Technology that provides JITT capabilities is not just beneficial to companies that rely on gig workers – it is a necessity because of the fluidity now in the labor market. Gig workers will not stay if they are not supported by the companies for whom they are working. They can’t afford to. Because their earnings are directly tied to their performance, they will demand almost instantaneous access to the information they need to solve the problems they encounter on the job. Companies that adopt technologies that provide just-in-time training will retain their gig workers longer. For example, new hosts on Airbnb want and need access to information quickly to find answers to their questions that arise from one rental to the next in order to provide better customer service and deal with any issues they encounter.
Social Features – Competition is fierce in the gig economy. In an environment where workers can move fluidly from one opportunity to the next with little downtime, companies need a strong focus on engagement. Technology that offers social features such as friendly peer competition, badges, and leaderboards, has been helping gig companies to engage new workers and boost their productivity.
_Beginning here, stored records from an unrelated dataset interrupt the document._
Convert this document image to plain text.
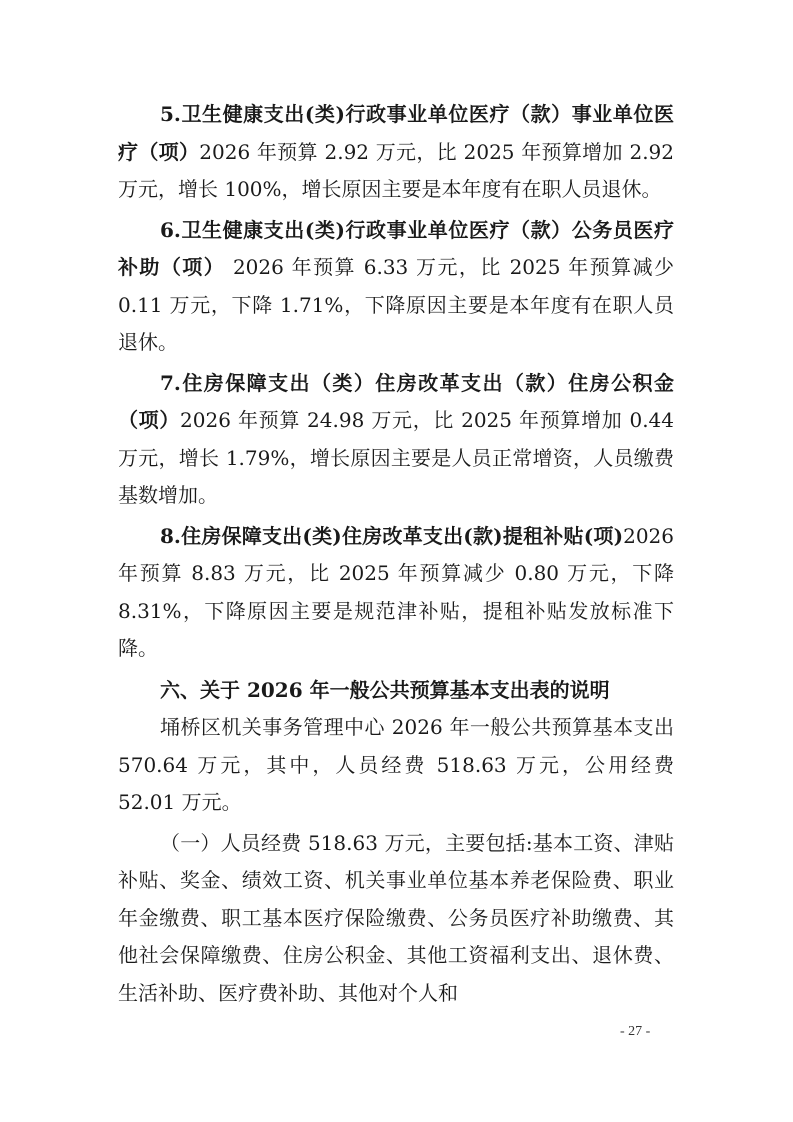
5.卫生健康支出(类)行政事业单位医疗（款）事业单位医疗（项）2026 年预算 2.92 万元，比 2025 年预算增加 2.92 万元，增长 100%，增长原因主要是本年度有在职人员退休。

6.卫生健康支出(类)行政事业单位医疗（款）公务员医疗补助（项） 2026 年预算 6.33 万元，比 2025 年预算减少 0.11 万元，下降 1.71%，下降原因主要是本年度有在职人员退休。

7.住房保障支出（类）住房改革支出（款）住房公积金（项）2026 年预算 24.98 万元，比 2025 年预算增加 0.44 万元，增长 1.79%，增长原因主要是人员正常增资，人员缴费基数增加。

8.住房保障支出(类)住房改革支出(款)提租补贴(项)2026 年预算 8.83 万元，比 2025 年预算减少 0.80 万元，下降 8.31%，下降原因主要是规范津补贴，提租补贴发放标准下降。

六、关于 2026 年一般公共预算基本支出表的说明

埇桥区机关事务管理中心 2026 年一般公共预算基本支出 570.64 万元，其中，人员经费 518.63 万元，公用经费 52.01 万元。

（一）人员经费 518.63 万元，主要包括:基本工资、津贴补贴、奖金、绩效工资、机关事业单位基本养老保险费、职业年金缴费、职工基本医疗保险缴费、公务员医疗补助缴费、其他社会保障缴费、住房公积金、其他工资福利支出、退休费、生活补助、医疗费补助、其他对个人和

- 27 -
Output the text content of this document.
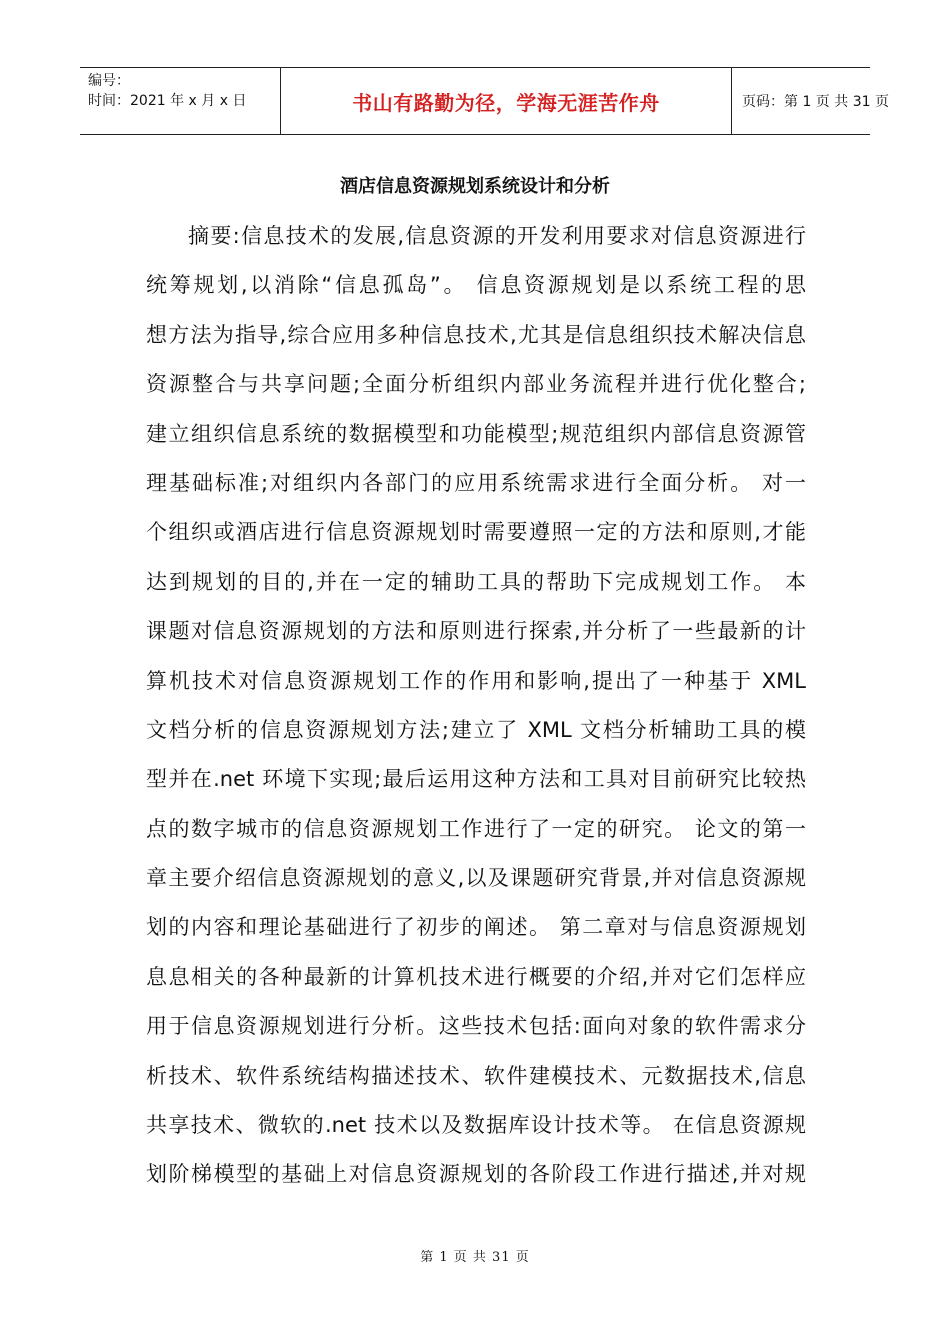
编号：
时间：2021 年 x 月 x 日	书山有路勤为径，学海无涯苦作舟	页码：第 1 页 共 31 页
酒店信息资源规划系统设计和分析
摘要:信息技术的发展,信息资源的开发利用要求对信息资源进行
统筹规划,以消除“信息孤岛”。 信息资源规划是以系统工程的思
想方法为指导,综合应用多种信息技术,尤其是信息组织技术解决信息
资源整合与共享问题;全面分析组织内部业务流程并进行优化整合;
建立组织信息系统的数据模型和功能模型;规范组织内部信息资源管
理基础标准;对组织内各部门的应用系统需求进行全面分析。 对一
个组织或酒店进行信息资源规划时需要遵照一定的方法和原则,才能
达到规划的目的,并在一定的辅助工具的帮助下完成规划工作。 本
课题对信息资源规划的方法和原则进行探索,并分析了一些最新的计
算机技术对信息资源规划工作的作用和影响,提出了一种基于 XML
文档分析的信息资源规划方法;建立了 XML 文档分析辅助工具的模
型并在.net 环境下实现;最后运用这种方法和工具对目前研究比较热
点的数字城市的信息资源规划工作进行了一定的研究。 论文的第一
章主要介绍信息资源规划的意义,以及课题研究背景,并对信息资源规
划的内容和理论基础进行了初步的阐述。 第二章对与信息资源规划
息息相关的各种最新的计算机技术进行概要的介绍,并对它们怎样应
用于信息资源规划进行分析。这些技术包括:面向对象的软件需求分
析技术、软件系统结构描述技术、软件建模技术、元数据技术,信息
共享技术、微软的.net 技术以及数据库设计技术等。 在信息资源规
划阶梯模型的基础上对信息资源规划的各阶段工作进行描述,并对规
第 1 页 共 31 页
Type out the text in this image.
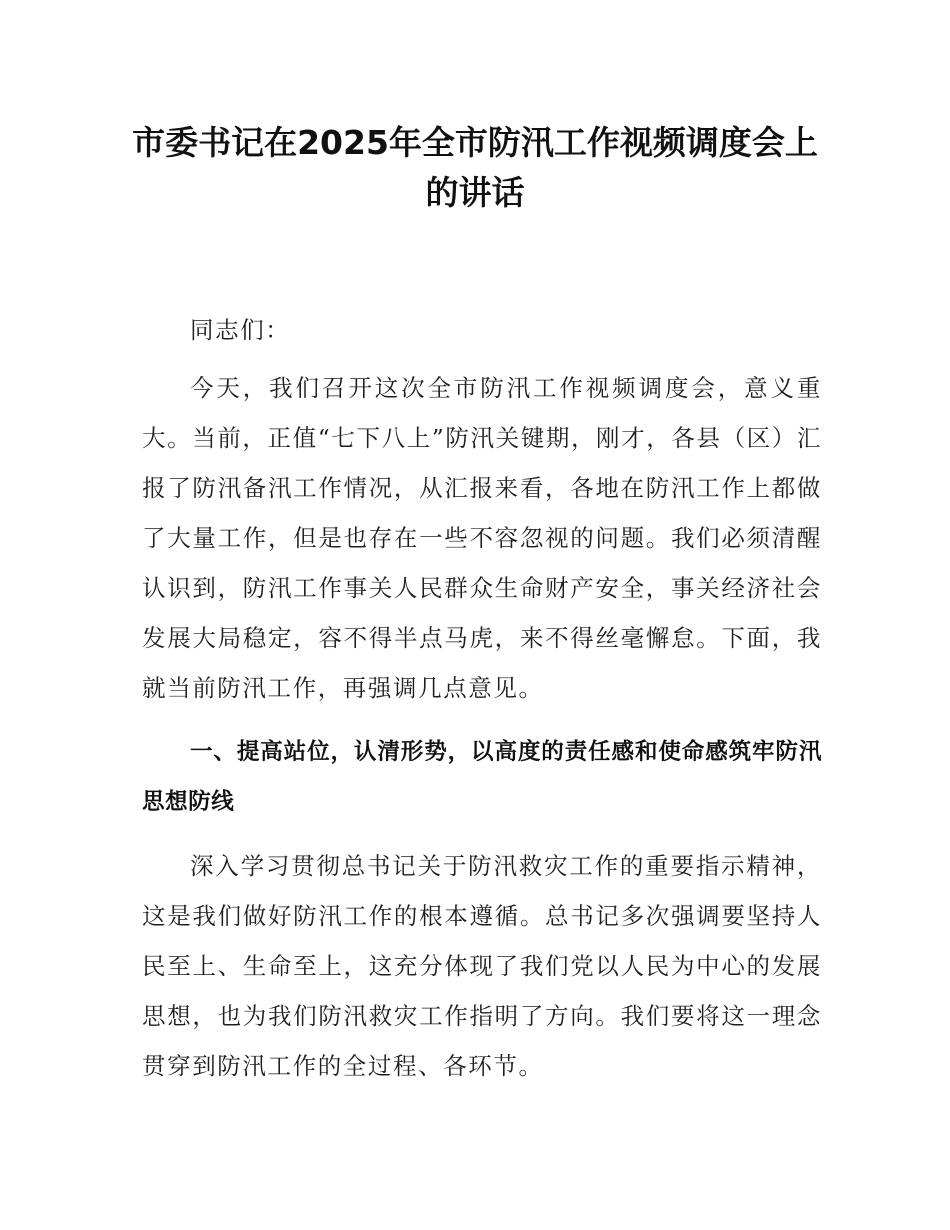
市委书记在2025年全市防汛工作视频调度会上的讲话

同志们：

今天，我们召开这次全市防汛工作视频调度会，意义重大。当前，正值“七下八上”防汛关键期，刚才，各县（区）汇报了防汛备汛工作情况，从汇报来看，各地在防汛工作上都做了大量工作，但是也存在一些不容忽视的问题。我们必须清醒认识到，防汛工作事关人民群众生命财产安全，事关经济社会发展大局稳定，容不得半点马虎，来不得丝毫懈怠。下面，我就当前防汛工作，再强调几点意见。

一、提高站位，认清形势，以高度的责任感和使命感筑牢防汛思想防线

深入学习贯彻总书记关于防汛救灾工作的重要指示精神，这是我们做好防汛工作的根本遵循。总书记多次强调要坚持人民至上、生命至上，这充分体现了我们党以人民为中心的发展思想，也为我们防汛救灾工作指明了方向。我们要将这一理念贯穿到防汛工作的全过程、各环节。
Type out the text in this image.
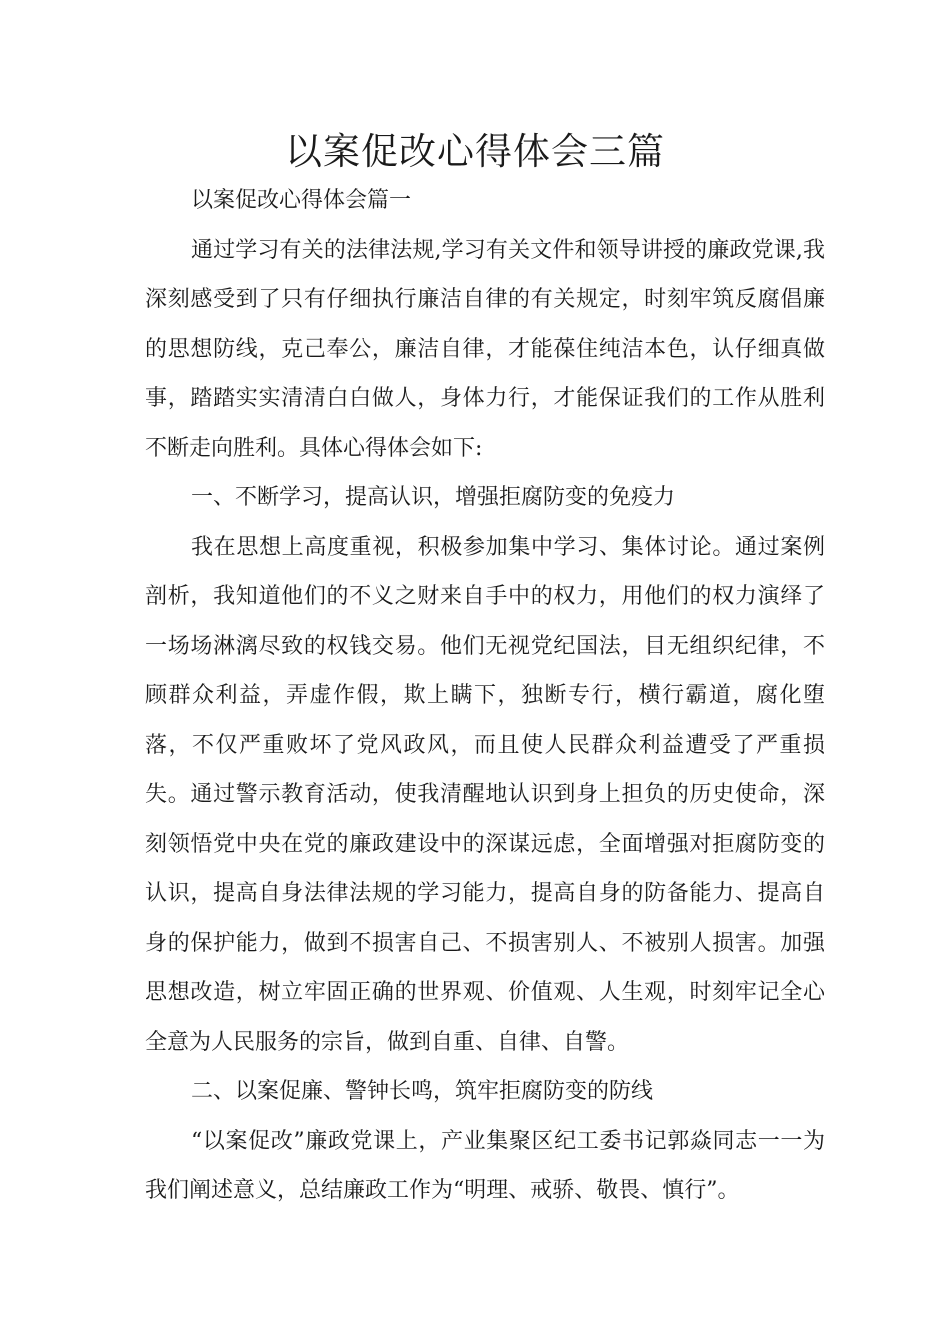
以案促改心得体会三篇

以案促改心得体会篇一

通过学习有关的法律法规,学习有关文件和领导讲授的廉政党课,我深刻感受到了只有仔细执行廉洁自律的有关规定，时刻牢筑反腐倡廉的思想防线，克己奉公，廉洁自律，才能葆住纯洁本色，认仔细真做事，踏踏实实清清白白做人，身体力行，才能保证我们的工作从胜利不断走向胜利。具体心得体会如下:

一、不断学习，提高认识，增强拒腐防变的免疫力

我在思想上高度重视，积极参加集中学习、集体讨论。通过案例剖析，我知道他们的不义之财来自手中的权力，用他们的权力演绎了一场场淋漓尽致的权钱交易。他们无视党纪国法，目无组织纪律，不顾群众利益，弄虚作假，欺上瞒下，独断专行，横行霸道，腐化堕落，不仅严重败坏了党风政风，而且使人民群众利益遭受了严重损失。通过警示教育活动，使我清醒地认识到身上担负的历史使命，深刻领悟党中央在党的廉政建设中的深谋远虑，全面增强对拒腐防变的认识，提高自身法律法规的学习能力，提高自身的防备能力、提高自身的保护能力，做到不损害自己、不损害别人、不被别人损害。加强思想改造，树立牢固正确的世界观、价值观、人生观，时刻牢记全心全意为人民服务的宗旨，做到自重、自律、自警。

二、以案促廉、警钟长鸣，筑牢拒腐防变的防线

“以案促改”廉政党课上，产业集聚区纪工委书记郭焱同志一一为我们阐述意义，总结廉政工作为“明理、戒骄、敬畏、慎行”。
On-demand workers are never going to be “engaged beyond their contractual commitments or their ability to earn. Their motives are completely different than those of traditional employees. Engaging them is none the less important to their retention.
Social features allow remote workers to feel more connected. For example, if Lyft were to adopt a platform that offers social gamification, it could build a stronger sense of community and instill a sense of corporate culture among its workforce to increase the retention of drivers. Social features would also allow drivers to more easily connect with each other to share tips and advice on how to be more successful in their work. For companies that foster a culture of inclusion in which their on-demand workers are treated with the same trust, respect and professional regard as their employees, social features will make them feel more valued – and far more likely to stay.
Analytics – Analytics is critical to managing an open talent workforce. According to Deloitte, given the scale and reach of the on-demand economy and the vast number of workers connecting to it now and in the future, a technology that facilitates the collection, mining, and analysis of large datasets will be necessary to the management of workers. Companies that use data analytics for both predictive and prescriptive purposes, connecting data on individual performance with business data will be more competitive in the future.
Technology that measures and connects individual performance, satisfaction ratings of their customers, etc. with corporate goals such as monthly revenues in a particular city can help companies identify where problems exist and where training and/or other interventions may be needed. With people analytics, a company like TaskRabbit – an increasingly popular home services marketplace – can gain deep insights into understanding the different types of human resources that are needed and where. On another hand, the company can learn what training might be needed for those that lack important skills in order to boost their service offering. Likewise, analytics can reveal what is working well, providing insight into new ways to train and engage independent workers. Companies can use analytics to identify geographic and demographic areas in which additional engagement efforts will lead to increases in revenue by boosting the number of independent workers entering their workforce.
The apparently unbridled growth in the gig economy is sure to present new challenges to companies that rely increasingly or wholly on workers with which they have no formal ties. The biggest challenges – how to engage these workers and manage them effectively for greater growth – can only be met with technology. Technology that offers JITT, social feature and analytics will be critical to navigating the new, blended workforce of the future.